Yahoo reevaluates its mail filters

Yahoo Inc. has cleaned up filters used to protect users of its Web-based e-mail service from malicious scripts embedded in HTML-format messages, and in so doing has put an end to one of the strangest of Internet neologisms.

According to a number of reports, Yahoo removed words and word fragments such as "eval" and "expression" from HTML (Hypertext Markup Language) mail sent to users of its Yahoo Mail service, and replaced them with "review" and "statement," apparently to prevent the execution of malicious scripts embedded in HTML mail. Such scripts can be used to steal personal information from the recipient's computer when an HTML message is displayed in a Web browser.

However, a programming slip led to "eval" being replaced with "review" wherever it occurred in messages sent to Yahoo users -- even in the middle of other, perfectly innocent, words. The results of the sloppy programming on documents which have passed through Yahoo's mail servers can be seen all over the Web, from reviews of academic treatises on Poland's history in medieval times to essays on the French chevaleresque tradition.
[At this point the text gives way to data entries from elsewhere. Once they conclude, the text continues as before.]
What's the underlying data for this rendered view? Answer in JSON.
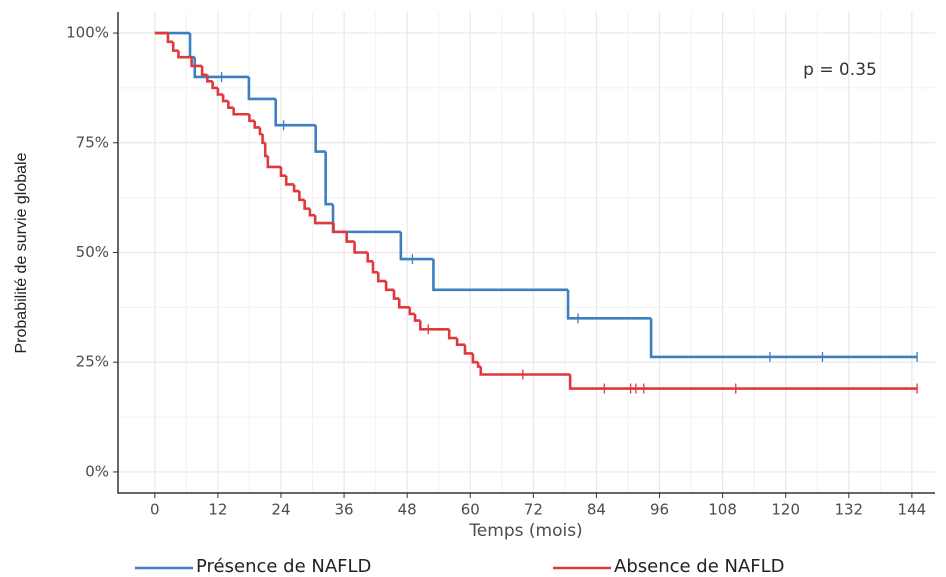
{
  "chart_data": {
    "type": "step",
    "y_label": "Probabilité de survie globale",
    "x_label": "Temps (mois)",
    "annotation": "p = 0.35",
    "xlim": [
      -7,
      148.4
    ],
    "ylim": [
      -4.8,
      104.8
    ],
    "xticks": [
      0,
      12,
      24,
      36,
      48,
      60,
      72,
      84,
      96,
      108,
      120,
      132,
      144
    ],
    "yticks": [
      {
        "value": 0,
        "label": "0%"
      },
      {
        "value": 25,
        "label": "25%"
      },
      {
        "value": 50,
        "label": "50%"
      },
      {
        "value": 75,
        "label": "75%"
      },
      {
        "value": 100,
        "label": "100%"
      }
    ],
    "grid": true,
    "legend": "bottom",
    "series": [
      {
        "name": "Présence de NAFLD",
        "color": "#3d7fc1",
        "x": [
          0,
          6.7,
          7.6,
          17.9,
          23,
          30.6,
          32.5,
          33.9,
          46.8,
          53,
          78.6,
          94.4,
          145
        ],
        "values": [
          100,
          94.5,
          90,
          85,
          79,
          73,
          61,
          54.7,
          48.5,
          41.5,
          35,
          26.2,
          26.2
        ],
        "censored": {
          "x": [
            12.7,
            24.5,
            49,
            80.5,
            117,
            127,
            145
          ],
          "values": [
            90,
            79,
            48.5,
            35,
            26.2,
            26.2,
            26.2
          ]
        }
      },
      {
        "name": "Absence de NAFLD",
        "color": "#e0393b",
        "x": [
          0,
          2.5,
          3.5,
          4.5,
          7,
          9,
          10,
          11,
          12,
          13,
          14,
          15,
          18,
          19,
          20,
          20.5,
          21,
          21.5,
          24,
          25,
          26.5,
          27.5,
          28.5,
          29.5,
          30.5,
          34,
          36.5,
          38,
          40.5,
          41.5,
          42.5,
          44,
          45.5,
          46.5,
          48.5,
          49.5,
          50.5,
          56,
          57.5,
          59,
          60.5,
          61.5,
          62,
          79,
          145
        ],
        "values": [
          100,
          98,
          96,
          94.5,
          92.5,
          90.5,
          89,
          87.5,
          86,
          84.5,
          83,
          81.5,
          80,
          78.5,
          77,
          75,
          72,
          69.5,
          67.5,
          65.5,
          64,
          62,
          60,
          58.5,
          56.7,
          54.7,
          52.5,
          50,
          48,
          45.5,
          43.5,
          41.5,
          39.5,
          37.5,
          36,
          34.5,
          32.5,
          30.5,
          29,
          27,
          25,
          24,
          22.2,
          19,
          19
        ],
        "censored": {
          "x": [
            52,
            70,
            85.5,
            90.5,
            91.5,
            93,
            110.5,
            145
          ],
          "values": [
            32.5,
            22.2,
            19,
            19,
            19,
            19,
            19,
            19
          ]
        }
      }
    ]
  }
}
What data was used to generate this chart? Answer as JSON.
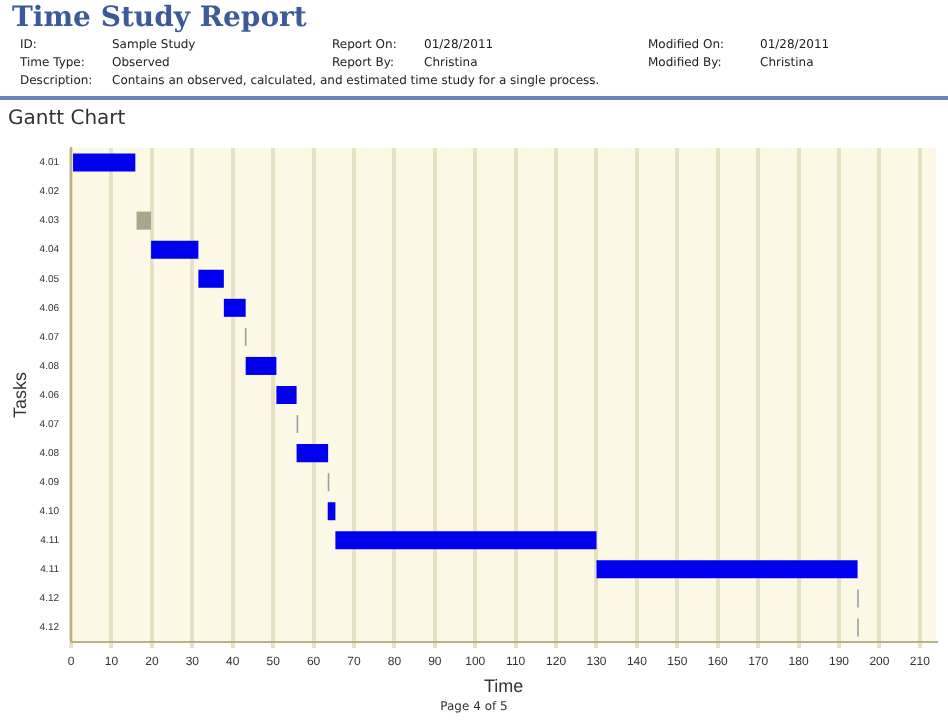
{
  "chart_data": {
    "type": "bar",
    "orientation": "horizontal",
    "title": "Time Study Report",
    "subtitle": "Gantt Chart",
    "xlabel": "Time",
    "ylabel": "Tasks",
    "annotations": [
      "ID:",
      "Sample Study",
      "Report On:",
      "01/28/2011",
      "Modified On:",
      "01/28/2011",
      "Time Type:",
      "Observed",
      "Report By:",
      "Christina",
      "Modified By:",
      "Christina",
      "Description:",
      "Contains an observed, calculated, and estimated time study for a single process.",
      "Page 4 of 5"
    ],
    "categories": [
      "4.01",
      "4.02",
      "4.03",
      "4.04",
      "4.05",
      "4.06",
      "4.07",
      "4.08",
      "4.06",
      "4.07",
      "4.08",
      "4.09",
      "4.10",
      "4.11",
      "4.11",
      "4.12",
      "4.12"
    ],
    "base": [
      0,
      null,
      16.2,
      19.8,
      31.5,
      37.8,
      43,
      43.2,
      50.8,
      55.8,
      55.8,
      63.5,
      63.5,
      65.4,
      130,
      194.5,
      194.5
    ],
    "values": [
      15.9,
      null,
      3.6,
      11.7,
      6.3,
      5.4,
      0.4,
      7.6,
      5,
      0.4,
      7.8,
      0.4,
      1.9,
      64.6,
      64.6,
      0.4,
      0.4
    ],
    "colors": [
      "#0000ee",
      "#0000ee",
      "#aaa68e",
      "#0000ee",
      "#0000ee",
      "#0000ee",
      "#9c9cb0",
      "#0000ee",
      "#0000ee",
      "#9c9cb0",
      "#0000ee",
      "#9c9cb0",
      "#0000ee",
      "#0000ee",
      "#0000ee",
      "#9c9cb0",
      "#9c9cb0"
    ],
    "xlim": [
      0,
      214
    ],
    "xticks": [
      0,
      10,
      20,
      30,
      40,
      50,
      60,
      70,
      80,
      90,
      100,
      110,
      120,
      130,
      140,
      150,
      160,
      170,
      180,
      190,
      200,
      210
    ],
    "grid": "x"
  }
}
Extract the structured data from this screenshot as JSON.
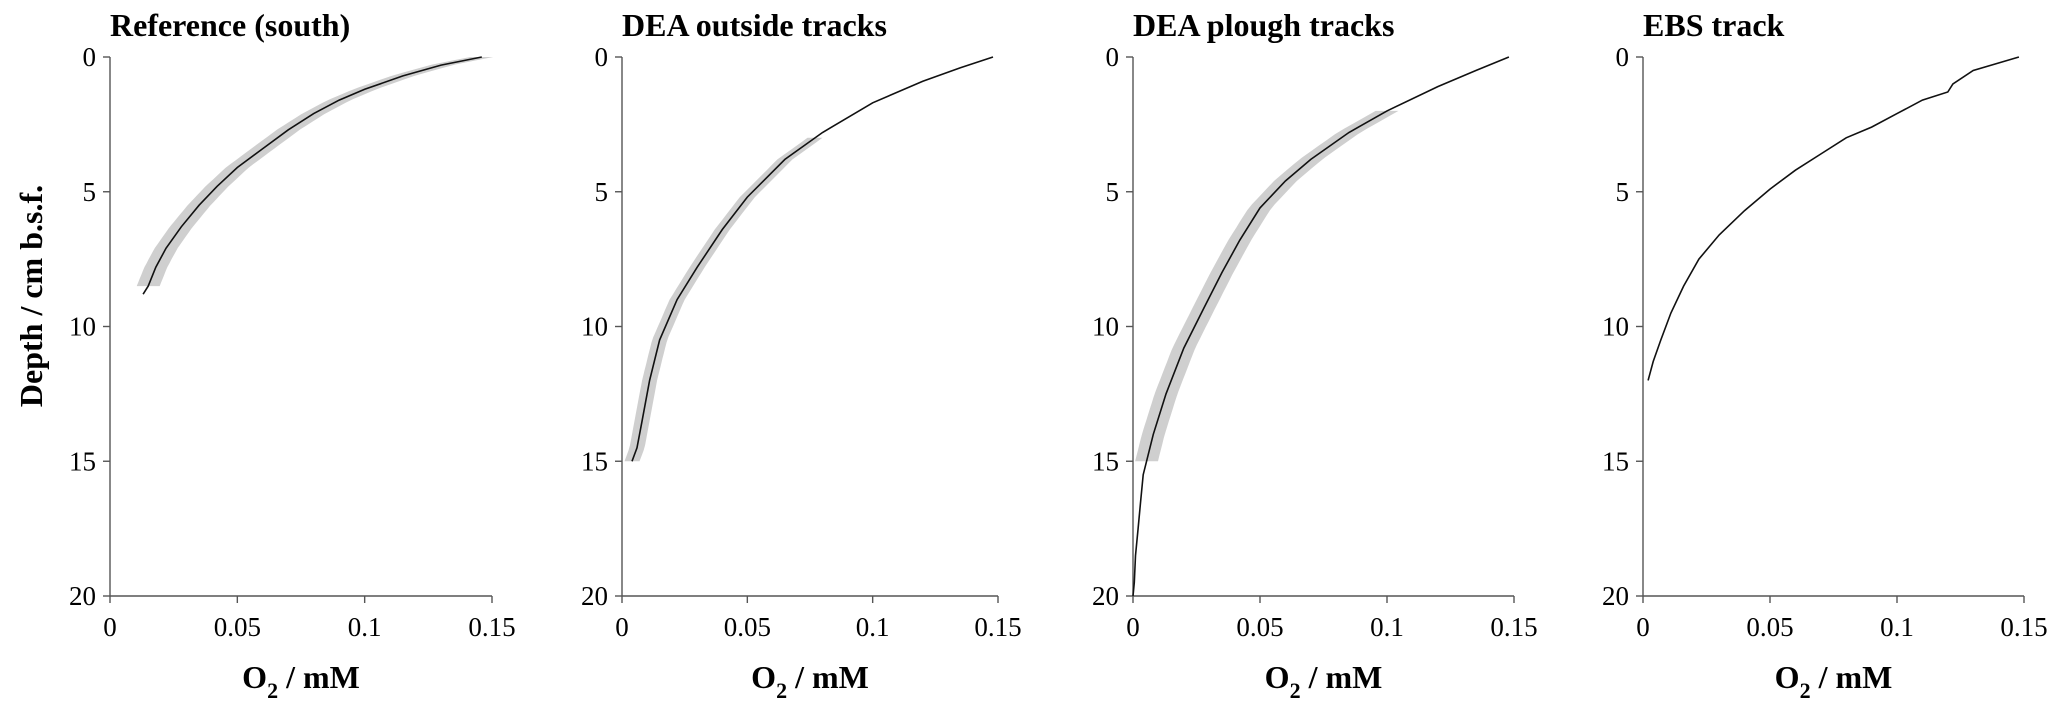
{
  "figure": {
    "ylabel": "Depth / cm b.s.f.",
    "xlabel": {
      "base": "O",
      "sub": "2",
      "rest": " / mM"
    }
  },
  "chart_data": [
    {
      "type": "line",
      "title": "Reference (south)",
      "xlim": [
        0,
        0.15
      ],
      "ylim": [
        0,
        20
      ],
      "y_inverted": true,
      "xticks": [
        "0",
        "0.05",
        "0.1",
        "0.15"
      ],
      "yticks": [
        "0",
        "5",
        "10",
        "15",
        "20"
      ],
      "band_halfwidth": 0.0045,
      "band_depth_range": [
        0,
        8.5
      ],
      "points": [
        [
          0.146,
          0
        ],
        [
          0.13,
          0.3
        ],
        [
          0.115,
          0.7
        ],
        [
          0.1,
          1.2
        ],
        [
          0.09,
          1.6
        ],
        [
          0.08,
          2.1
        ],
        [
          0.07,
          2.7
        ],
        [
          0.06,
          3.4
        ],
        [
          0.05,
          4.1
        ],
        [
          0.042,
          4.8
        ],
        [
          0.035,
          5.5
        ],
        [
          0.028,
          6.3
        ],
        [
          0.022,
          7.1
        ],
        [
          0.018,
          7.8
        ],
        [
          0.015,
          8.5
        ],
        [
          0.013,
          8.8
        ]
      ]
    },
    {
      "type": "line",
      "title": "DEA outside tracks",
      "xlim": [
        0,
        0.15
      ],
      "ylim": [
        0,
        20
      ],
      "y_inverted": true,
      "xticks": [
        "0",
        "0.05",
        "0.1",
        "0.15"
      ],
      "yticks": [
        "0",
        "5",
        "10",
        "15",
        "20"
      ],
      "band_halfwidth": 0.003,
      "band_depth_range": [
        3,
        15
      ],
      "points": [
        [
          0.148,
          0
        ],
        [
          0.135,
          0.4
        ],
        [
          0.12,
          0.9
        ],
        [
          0.1,
          1.7
        ],
        [
          0.08,
          2.8
        ],
        [
          0.065,
          3.8
        ],
        [
          0.05,
          5.2
        ],
        [
          0.04,
          6.4
        ],
        [
          0.03,
          7.8
        ],
        [
          0.022,
          9.0
        ],
        [
          0.015,
          10.5
        ],
        [
          0.011,
          12.0
        ],
        [
          0.008,
          13.5
        ],
        [
          0.006,
          14.5
        ],
        [
          0.004,
          15
        ]
      ]
    },
    {
      "type": "line",
      "title": "DEA plough tracks",
      "xlim": [
        0,
        0.15
      ],
      "ylim": [
        0,
        20
      ],
      "y_inverted": true,
      "xticks": [
        "0",
        "0.05",
        "0.1",
        "0.15"
      ],
      "yticks": [
        "0",
        "5",
        "10",
        "15",
        "20"
      ],
      "band_halfwidth": 0.0045,
      "band_depth_range": [
        2,
        15
      ],
      "points": [
        [
          0.148,
          0
        ],
        [
          0.135,
          0.5
        ],
        [
          0.12,
          1.1
        ],
        [
          0.1,
          2.0
        ],
        [
          0.085,
          2.8
        ],
        [
          0.07,
          3.8
        ],
        [
          0.06,
          4.6
        ],
        [
          0.05,
          5.6
        ],
        [
          0.042,
          6.8
        ],
        [
          0.035,
          8.0
        ],
        [
          0.028,
          9.3
        ],
        [
          0.02,
          10.8
        ],
        [
          0.013,
          12.5
        ],
        [
          0.008,
          14.0
        ],
        [
          0.004,
          15.5
        ],
        [
          0.003,
          16.5
        ],
        [
          0.002,
          17.5
        ],
        [
          0.001,
          18.5
        ],
        [
          0.0005,
          19.5
        ],
        [
          0,
          20
        ]
      ]
    },
    {
      "type": "line",
      "title": "EBS track",
      "xlim": [
        0,
        0.15
      ],
      "ylim": [
        0,
        20
      ],
      "y_inverted": true,
      "xticks": [
        "0",
        "0.05",
        "0.1",
        "0.15"
      ],
      "yticks": [
        "0",
        "5",
        "10",
        "15",
        "20"
      ],
      "band_halfwidth": 0,
      "band_depth_range": [
        0,
        0
      ],
      "points": [
        [
          0.148,
          0
        ],
        [
          0.13,
          0.5
        ],
        [
          0.122,
          1.0
        ],
        [
          0.12,
          1.3
        ],
        [
          0.11,
          1.6
        ],
        [
          0.1,
          2.1
        ],
        [
          0.09,
          2.6
        ],
        [
          0.08,
          3.0
        ],
        [
          0.07,
          3.6
        ],
        [
          0.06,
          4.2
        ],
        [
          0.05,
          4.9
        ],
        [
          0.04,
          5.7
        ],
        [
          0.03,
          6.6
        ],
        [
          0.022,
          7.5
        ],
        [
          0.016,
          8.5
        ],
        [
          0.011,
          9.5
        ],
        [
          0.007,
          10.5
        ],
        [
          0.004,
          11.3
        ],
        [
          0.002,
          12.0
        ]
      ]
    }
  ]
}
One of the earliest observations of the phenomenon was on Nov. 8, 2000, when Jerome S. Arkenberg asked the MEDIEV-L medieval history mailing list at the University of Kansas, "Lately I'm seeing the word 'medieval' being written as 'medireview'. Where the heck is that coming from?" Fellow subscribers blamed Yahoo's mail filters.

Another report, on the BugNet Web site and dated September 2000, fingered Yahoo's filters for replacing "expression" with "statement" in users' mail.

Last Friday, online newsletter Need to Know, the self-styled "sarcastic update for the U.K.," lampooned the effect Yahoo's filters were having on the English language, suggesting that nonnative speakers of English are unknowingly using the mangled forms as synonyms for the original words.

Yahoo, it seems, couldn't take the joke. By Thursday, the filters had been modified. Instances of "expression" are now replaced with "_expression", not "statement", and "eval" on its own with "_eval", rather than "review". The words retrieval, medieval and cheval are left unchanged. History will never be the same again.